Pamiętam, że ktoś chłodził rozpalone czoło u okna w moim sypialnym pokoiku. Czy to nie ja sam byłem czasem? Mówiłem sam do siebie, nazywając się po nazwisku: „Copperfieldzie, chciało ci się palić, niby nie wiesz, że ci to szkodzi”. Ktoś tam znów nie mógł poznać sam siebie w lustrze. Czy to nie ja sam byłem czasem? Byłem blady jak trup, oczy mi błyszczały i tylko włosy, same włosy tylko musiały podpić.

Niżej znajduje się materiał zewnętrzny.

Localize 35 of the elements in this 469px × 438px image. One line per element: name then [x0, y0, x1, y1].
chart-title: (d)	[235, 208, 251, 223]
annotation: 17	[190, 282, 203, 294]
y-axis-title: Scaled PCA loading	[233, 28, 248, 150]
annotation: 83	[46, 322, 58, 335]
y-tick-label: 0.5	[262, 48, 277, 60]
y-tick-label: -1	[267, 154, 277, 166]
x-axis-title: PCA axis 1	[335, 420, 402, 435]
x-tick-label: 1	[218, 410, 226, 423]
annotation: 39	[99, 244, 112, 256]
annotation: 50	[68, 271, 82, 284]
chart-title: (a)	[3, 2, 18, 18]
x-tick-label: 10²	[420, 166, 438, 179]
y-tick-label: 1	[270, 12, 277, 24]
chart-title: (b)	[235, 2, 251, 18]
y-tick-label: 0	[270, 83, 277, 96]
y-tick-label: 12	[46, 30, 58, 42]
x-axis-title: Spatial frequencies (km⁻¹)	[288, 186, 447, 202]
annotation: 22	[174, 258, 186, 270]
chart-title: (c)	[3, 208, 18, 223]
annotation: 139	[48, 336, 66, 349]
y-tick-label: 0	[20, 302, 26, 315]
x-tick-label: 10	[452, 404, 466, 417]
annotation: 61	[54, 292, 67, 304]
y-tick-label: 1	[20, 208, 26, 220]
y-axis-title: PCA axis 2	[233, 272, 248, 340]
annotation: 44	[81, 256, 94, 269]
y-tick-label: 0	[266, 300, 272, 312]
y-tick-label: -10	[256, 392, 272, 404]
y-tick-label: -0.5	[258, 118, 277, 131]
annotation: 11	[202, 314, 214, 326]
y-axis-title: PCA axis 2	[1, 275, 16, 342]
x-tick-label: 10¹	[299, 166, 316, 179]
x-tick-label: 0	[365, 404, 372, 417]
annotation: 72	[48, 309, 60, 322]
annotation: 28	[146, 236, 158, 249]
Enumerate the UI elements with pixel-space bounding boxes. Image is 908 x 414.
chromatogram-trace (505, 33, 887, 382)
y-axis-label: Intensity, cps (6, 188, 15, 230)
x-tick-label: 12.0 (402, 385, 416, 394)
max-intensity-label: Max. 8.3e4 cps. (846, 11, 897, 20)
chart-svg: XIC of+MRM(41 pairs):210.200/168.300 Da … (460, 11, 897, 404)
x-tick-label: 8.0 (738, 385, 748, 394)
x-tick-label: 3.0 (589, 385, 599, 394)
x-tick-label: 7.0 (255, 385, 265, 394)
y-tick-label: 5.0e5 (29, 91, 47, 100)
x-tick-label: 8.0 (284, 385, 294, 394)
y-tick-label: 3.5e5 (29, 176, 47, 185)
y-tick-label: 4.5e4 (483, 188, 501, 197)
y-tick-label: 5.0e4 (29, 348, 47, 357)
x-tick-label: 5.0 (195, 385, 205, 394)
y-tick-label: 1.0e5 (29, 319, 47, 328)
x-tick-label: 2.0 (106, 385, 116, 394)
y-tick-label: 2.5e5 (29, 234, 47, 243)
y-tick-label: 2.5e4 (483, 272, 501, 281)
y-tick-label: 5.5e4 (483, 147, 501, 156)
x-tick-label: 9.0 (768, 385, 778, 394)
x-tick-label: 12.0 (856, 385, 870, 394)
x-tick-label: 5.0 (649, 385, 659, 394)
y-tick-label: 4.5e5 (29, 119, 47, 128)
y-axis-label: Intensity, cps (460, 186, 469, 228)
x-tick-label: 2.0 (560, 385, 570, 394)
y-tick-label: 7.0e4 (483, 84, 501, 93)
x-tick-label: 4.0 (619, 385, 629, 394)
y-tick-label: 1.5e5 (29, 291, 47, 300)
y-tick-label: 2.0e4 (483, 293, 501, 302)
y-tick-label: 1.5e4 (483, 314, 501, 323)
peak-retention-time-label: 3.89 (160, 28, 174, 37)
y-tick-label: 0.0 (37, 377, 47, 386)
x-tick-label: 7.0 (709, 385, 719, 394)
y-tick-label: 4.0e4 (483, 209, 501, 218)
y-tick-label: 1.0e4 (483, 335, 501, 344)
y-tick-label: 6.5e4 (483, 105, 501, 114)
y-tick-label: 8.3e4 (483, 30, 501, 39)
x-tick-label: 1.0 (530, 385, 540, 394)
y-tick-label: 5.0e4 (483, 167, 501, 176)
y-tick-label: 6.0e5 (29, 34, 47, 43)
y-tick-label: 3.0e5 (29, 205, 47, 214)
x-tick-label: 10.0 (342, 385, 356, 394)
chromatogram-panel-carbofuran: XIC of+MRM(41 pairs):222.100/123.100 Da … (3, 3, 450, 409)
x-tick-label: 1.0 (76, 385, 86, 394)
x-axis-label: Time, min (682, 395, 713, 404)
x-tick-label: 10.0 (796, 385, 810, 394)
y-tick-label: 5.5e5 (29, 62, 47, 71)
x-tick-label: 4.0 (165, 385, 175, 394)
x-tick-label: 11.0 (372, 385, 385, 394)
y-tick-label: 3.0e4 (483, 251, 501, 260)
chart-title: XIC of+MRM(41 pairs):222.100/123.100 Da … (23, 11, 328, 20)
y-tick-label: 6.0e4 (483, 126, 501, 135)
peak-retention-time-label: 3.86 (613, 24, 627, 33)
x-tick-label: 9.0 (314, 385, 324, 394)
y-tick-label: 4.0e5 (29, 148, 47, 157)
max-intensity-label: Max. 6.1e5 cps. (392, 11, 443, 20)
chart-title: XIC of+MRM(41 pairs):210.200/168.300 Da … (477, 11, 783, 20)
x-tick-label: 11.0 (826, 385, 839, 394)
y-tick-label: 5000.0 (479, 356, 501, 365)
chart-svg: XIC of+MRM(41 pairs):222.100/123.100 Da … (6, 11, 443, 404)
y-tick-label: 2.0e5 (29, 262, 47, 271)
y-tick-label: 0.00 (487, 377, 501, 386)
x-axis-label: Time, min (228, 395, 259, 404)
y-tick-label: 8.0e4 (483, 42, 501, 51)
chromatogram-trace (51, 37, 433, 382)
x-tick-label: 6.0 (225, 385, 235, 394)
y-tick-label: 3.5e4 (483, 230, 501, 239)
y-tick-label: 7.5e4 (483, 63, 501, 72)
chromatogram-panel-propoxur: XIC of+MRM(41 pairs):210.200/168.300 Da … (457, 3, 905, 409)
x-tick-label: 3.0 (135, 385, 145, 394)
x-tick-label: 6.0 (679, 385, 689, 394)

Ktoś zaproponował: „jedźmy do teatru”. Nie, nie byłem w sypialnym swym pokoju, lecz za stołem z butelkami i kieliszkami. Lampa paliła się jasno. Po prawej ręce siedział Grainger, Markham po lewej, Steerforth naprzeciw, gdzieś w oddaleniu, lecz wszystko było w porządku. Do teatru! Myśl wyborna! Jedźmy. Wyjdę ostatni i zgaszę lampę… wiecie… pożary.
Po ciemku drzwi niełatwo dały się znaleźć. Uchylałem ciągle firanki u okna, aż wreszcie Steerforth ujął mię pod ramię i wywiódł. Schodziliśmy tak ze schodów jeden za drugim. Na dole już prawie ktoś się potknął, stoczył się. Ktoś inny zauważył, że to pewno Copperfield. Rozgniewałem się za oszczerstwo, lecz czując, że leżę na ziemi, zacząłem przypuszczać, że jest w tym może nieco prawdy.